10- Mengapa selalu dia?

5.3K 597 41
                                    

Hollaa. bertemu lagi di cerita ini..

selamat membaca dan selamat menikmati... semoga di part ini akan mengurangi kadar kebaperan kalian ya?

dan untuk yang bertanya mengenai POV Rega. mohon maaf dari awal cerita saya sudah mengonsepkan untuk hanya menggunakan POV Dini

selamat membaca dan menikmati

===##===

Tuhan mengajarkan bahwa dalam hidup kita harus bergerak dan tidak memasrahkan diri begitu saja. Tuhan mengajarkan bahwa ketika badai datang percayalah bahwa pelangi akan datang selanjutnya.

Sore ini aku memutuskan untuk menyempatkan diri menikmati senja  di sebuah kafe dengan tumpukan novel yang berhasil kuperoleh. Aku menatap miris novel tersebut, menyadari bahwa kisahku tidak seindah dan sesempurna khayalan.

Sepotong red velvet ditemani segelas green tea hangat adalah teman pemanisku hari ini. Sungguh menyedihkan ketika membayangkan hanya mereka yang bisa menemaniku saat ini. Kupandangi sekitar, beragam orang yang sibuk dengan segala aktivitasnya. Ada yang tertawa, tersenyum, berteriak, khawatir dan berbagai jenis lainnya. Setiap manusia mengilhami karakter yang mereka jalani dengan berbagai ekspresi.

Sementara aku, huft! Kutarik napas panjang. Masih terlarut dalam kesedihan yang tak berujung. Padahal ini sudah hampir dua bulan sejak kandasnya hubungan kami dan tepatnya sebulan aku tidak melihat wujudnya di hadapanku. Hanya sebait kata atau ocehan ia bersama teman-temannya di akun media sosial. Dan sialnya kebanyakan teman Rega adalah temanku juga.

Betapa sulit menghapus jejaknya. Jejak yang banyak menyimpan kenangan. Pahit, manis, getir semua bercampur menjadi satu di antara kami. Sejauh mana aku berusaha melupakan maka sejauh itu juga aku semakin sulit lepas darinya.

Aku memang bodoh. Memilih melepaskan semuanya namun kenyataan semua tidak semudah seperti melempar umpan pada ikan yang kelaparan. Bodohnya aku. Aku yang menjadi umpan dari diriku sendiri.

"Ga...."

"Hmm....." gumam lelaki itu ketika aku memanggilnya setelah hampir tiga minggu kita tidak bertemu.

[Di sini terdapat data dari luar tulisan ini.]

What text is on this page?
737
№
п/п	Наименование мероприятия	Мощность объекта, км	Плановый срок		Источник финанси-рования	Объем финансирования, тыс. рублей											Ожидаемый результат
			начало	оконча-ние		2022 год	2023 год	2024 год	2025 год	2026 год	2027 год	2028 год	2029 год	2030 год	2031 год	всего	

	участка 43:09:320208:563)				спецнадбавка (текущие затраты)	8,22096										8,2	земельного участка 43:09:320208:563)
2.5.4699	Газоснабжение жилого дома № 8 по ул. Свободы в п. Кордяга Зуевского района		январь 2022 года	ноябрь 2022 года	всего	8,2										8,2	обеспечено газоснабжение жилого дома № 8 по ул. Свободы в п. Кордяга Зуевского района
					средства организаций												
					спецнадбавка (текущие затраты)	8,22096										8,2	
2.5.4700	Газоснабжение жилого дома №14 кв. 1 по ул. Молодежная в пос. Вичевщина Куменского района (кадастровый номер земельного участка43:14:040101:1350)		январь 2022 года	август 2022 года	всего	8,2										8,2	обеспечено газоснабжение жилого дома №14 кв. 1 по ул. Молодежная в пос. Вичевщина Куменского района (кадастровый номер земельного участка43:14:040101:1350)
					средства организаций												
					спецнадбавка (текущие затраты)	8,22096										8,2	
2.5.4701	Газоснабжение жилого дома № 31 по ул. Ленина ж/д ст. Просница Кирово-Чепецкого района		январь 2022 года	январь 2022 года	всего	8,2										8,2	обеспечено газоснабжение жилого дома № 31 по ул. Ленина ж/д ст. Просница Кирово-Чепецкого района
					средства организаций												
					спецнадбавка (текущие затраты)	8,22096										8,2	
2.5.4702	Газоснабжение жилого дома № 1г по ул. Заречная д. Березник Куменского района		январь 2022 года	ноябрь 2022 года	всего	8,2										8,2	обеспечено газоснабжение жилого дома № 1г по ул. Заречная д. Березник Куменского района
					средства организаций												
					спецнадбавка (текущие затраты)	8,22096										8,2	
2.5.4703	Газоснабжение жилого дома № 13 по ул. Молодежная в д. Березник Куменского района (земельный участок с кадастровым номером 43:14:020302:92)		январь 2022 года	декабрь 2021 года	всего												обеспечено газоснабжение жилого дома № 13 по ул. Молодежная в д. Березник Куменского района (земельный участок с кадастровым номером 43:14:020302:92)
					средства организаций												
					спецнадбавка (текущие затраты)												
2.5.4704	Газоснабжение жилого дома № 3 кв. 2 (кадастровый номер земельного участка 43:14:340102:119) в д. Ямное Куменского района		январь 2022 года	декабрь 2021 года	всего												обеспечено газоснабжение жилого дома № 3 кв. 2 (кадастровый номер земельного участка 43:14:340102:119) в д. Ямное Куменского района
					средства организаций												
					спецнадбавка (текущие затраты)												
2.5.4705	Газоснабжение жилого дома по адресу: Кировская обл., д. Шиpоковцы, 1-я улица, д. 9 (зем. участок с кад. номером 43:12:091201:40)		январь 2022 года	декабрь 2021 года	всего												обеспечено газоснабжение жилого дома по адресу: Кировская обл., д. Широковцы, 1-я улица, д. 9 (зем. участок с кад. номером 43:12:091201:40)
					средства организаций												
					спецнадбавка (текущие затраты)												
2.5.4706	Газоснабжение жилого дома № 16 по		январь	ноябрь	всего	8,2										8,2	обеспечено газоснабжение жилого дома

"Ga, tahu gak? Kita ini bukan seperti orang pacaran. Kamu dimana? Aku dimana? Dan saat kita duduk berdua seperti ini. Aku kayak lagi sendiri aja."

"Din, kamu tahukan belakangan ini aku,....."

"Aku tahu Ga. Kamu banyak kerjaan dan sering keluar kota. Hmm jadi setelah aku pikir-pikir aku mau balik ke Solo. Cari kerjaan di sana saja, setidaknya masih ada bunda dan adikku. Aku tidak merasa kesepian."

Rega mengacak rambutku kemudian menjitak keningku pelan. "Din, aku ninggalin kamu kan karena aku kerja bukan keluyuran gak jelas. Jadi aku gak mau kamu balik ke Solo?"

Aku mencibir perkataannya., "Gak ngijinin aku balik tapi ditinggal terus."

"Kalau kamu balik ke Solo terus siapa yang akan masakin kalau aku lapar, dan kalau aku baru balik dari perjalanan jauh aku tidak punya tempat untuk melepaskan lelahku."

"Kalau kamu lapar ya tinggal ke rumah makan, kalau kamu baru pulang dan capek lebih baik kembali ke apartemenmu," ucapku mendengus.

Sekali lagi Rega menjitak keningku namun kali ini sedikit keras sehingga membuatku mengernyit. "Kamu ini gak ngerti atau apa? Intinya aku tidak mau jauh-jauh dari kamu."

Sebuah senyuman hangat muncul ketika membayangkan tentang masa lalu kami. Bukankah sudah aku bilang bahwa kami adalah pasangan yang langka dan aneh? Jika sedang berjauhan maka rasa kangen itu akan tumbuh namun jika sedang bersama yang tersisa hanya pertengkaran dan selalu Rega yang mengalah.